Survival and oncoselectivity following infection with VSV-LASV-GPC are interferon dependent. (A and B) IFN-α protects nontumor cells from VSV-LASV-GPC infection. Cultures of human U87 glioma (A) and normal cells, including human glia, human fibroblasts, and human neurons (B), were treated with 100 IU/ml IFN-α for 8 h before being infected with VSV-LASV-GPC at an MOI of 0.1. In spite of IFN treatment, strong viral infection was seen on glioma cells at 24 hpi; in contrast, little VSV-LASV-GPC infection was found on nontumor normal human cells. Scale bar, 100 μm. (C) Cultures containing human neurons and glia were infected with VSV-wtG or VSV-LASV-GPC at an MOI of 1 in the presence or absence of 100 IU/ml IFN-α, respectively. IFN had little effect in reducing infection of neurons by VSV-wtG but substantially attenuated infection of neurons by VSV-LASV-GPC (P < 0.05). (D) Intracranial injection of VSV-wtG (n = 3) and VSV-LASV-GPC (n = 5) into IFN-α/β-R^−/− mice resulted in death within 3 days (VSV-wtG) and 7 days (VSV-LASV-GPC). VSV-LASV-GPC injection in normal mice (IFN-α/β-R^+/+) did not result in neurotoxicity or mortality in any mice. (E to G) Typical microscopic images of injected striatum sections showing VSV-LASV-GPC infection in IFN-α/β-R^−/− and IFN-α/β-R^+/+ mice.

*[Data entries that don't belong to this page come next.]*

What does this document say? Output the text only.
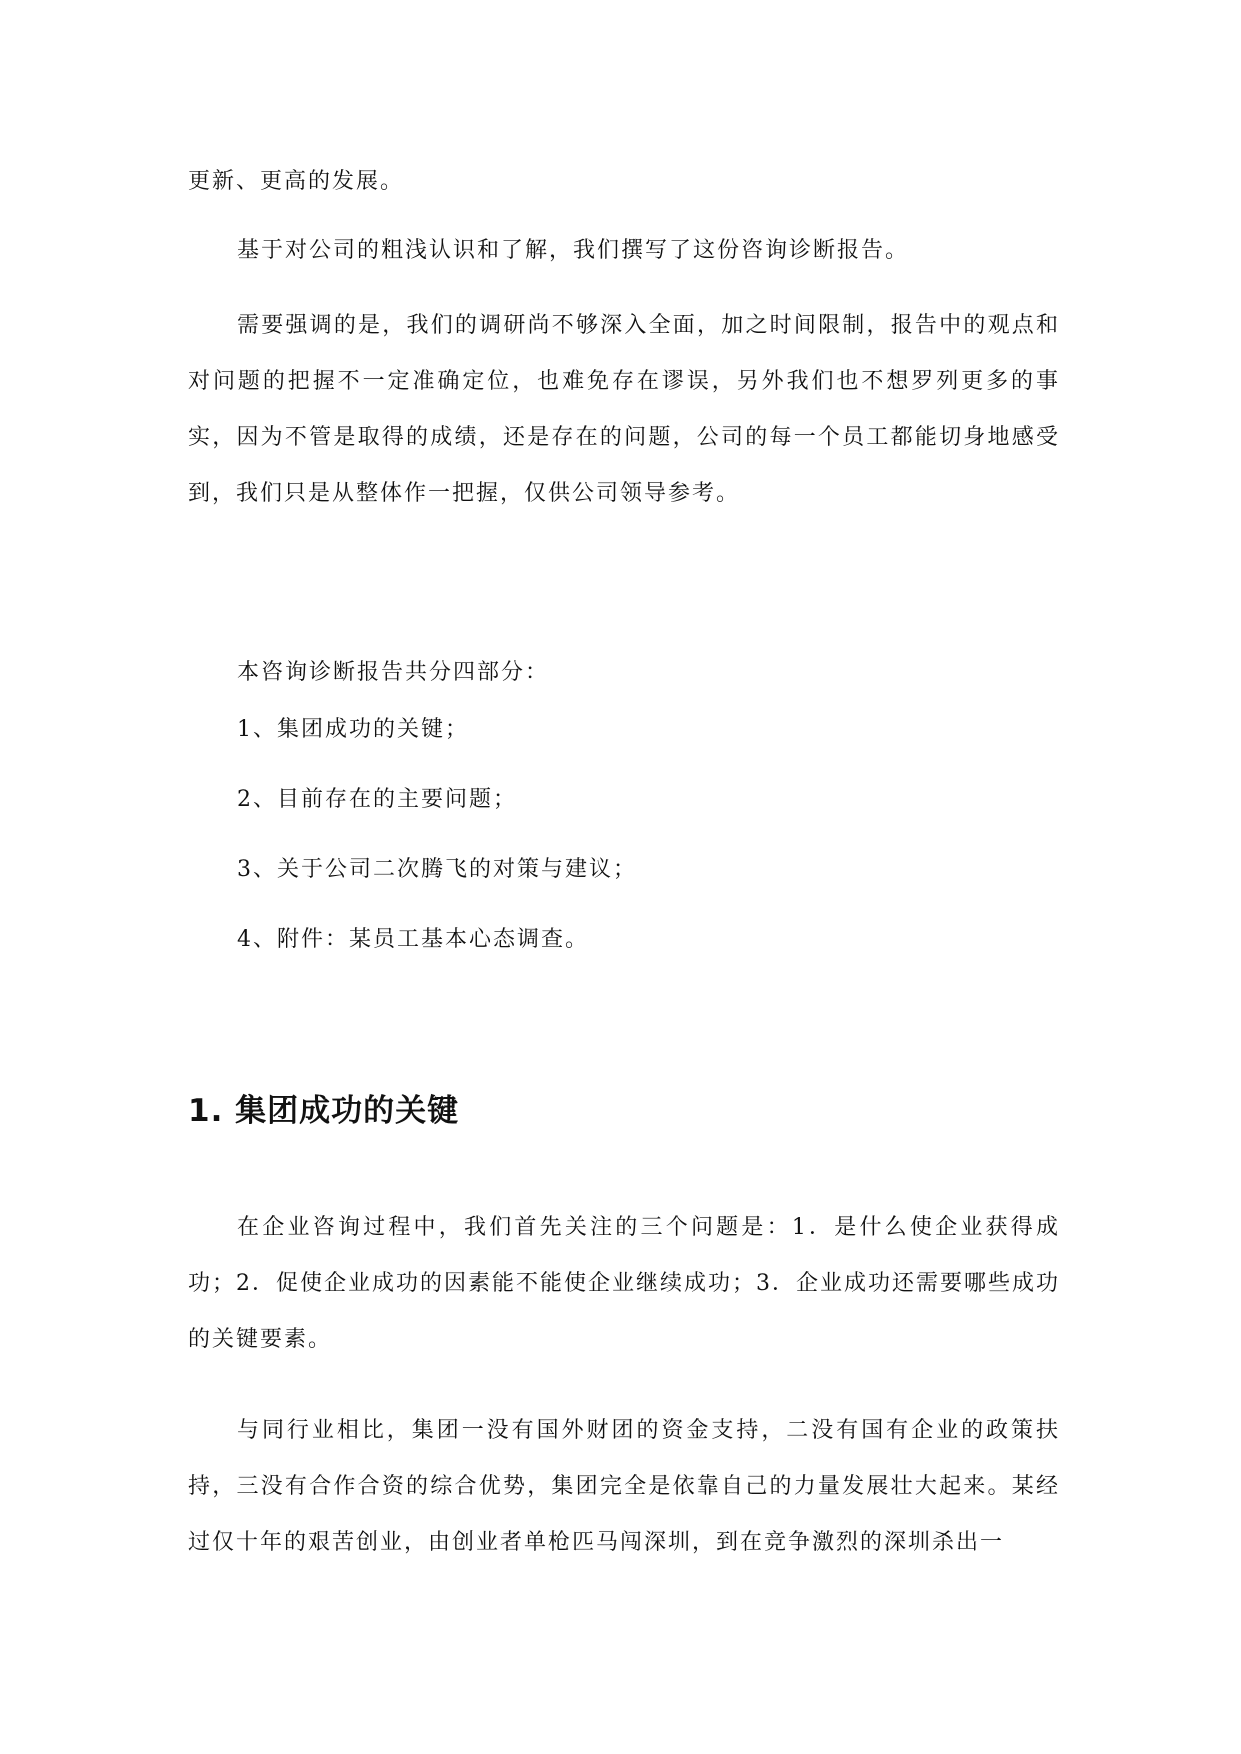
更新、更高的发展。

基于对公司的粗浅认识和了解，我们撰写了这份咨询诊断报告。

需要强调的是，我们的调研尚不够深入全面，加之时间限制，报告中的观点和对问题的把握不一定准确定位，也难免存在谬误，另外我们也不想罗列更多的事实，因为不管是取得的成绩，还是存在的问题，公司的每一个员工都能切身地感受到，我们只是从整体作一把握，仅供公司领导参考。

本咨询诊断报告共分四部分：

1、集团成功的关键；

2、目前存在的主要问题；

3、关于公司二次腾飞的对策与建议；

4、附件：某员工基本心态调查。

1. 集团成功的关键

在企业咨询过程中，我们首先关注的三个问题是：1．是什么使企业获得成功；2．促使企业成功的因素能不能使企业继续成功；3．企业成功还需要哪些成功的关键要素。

与同行业相比，集团一没有国外财团的资金支持，二没有国有企业的政策扶持，三没有合作合资的综合优势，集团完全是依靠自己的力量发展壮大起来。某经过仅十年的艰苦创业，由创业者单枪匹马闯深圳，到在竞争激烈的深圳杀出一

Scale bar, 100 μm. (H) Binding of VSV-wtG and VSV-LASV-GPC was assessed by qRT-PCR following incubation at 4°C, and binding and internalization at 37°C on neurons or U87 glioma cells (n = 3; SEM). (I) Quantification of viral replication in neurons and U87 glioma cells was assessed by plaque assay at 15 and 24 hpi. VSV-wtG produced equal titers of progeny in both neurons and glioma. (J) In contrast, VSV-LASV-GPC progeny production was strongly reduced in neurons compared to human glioma.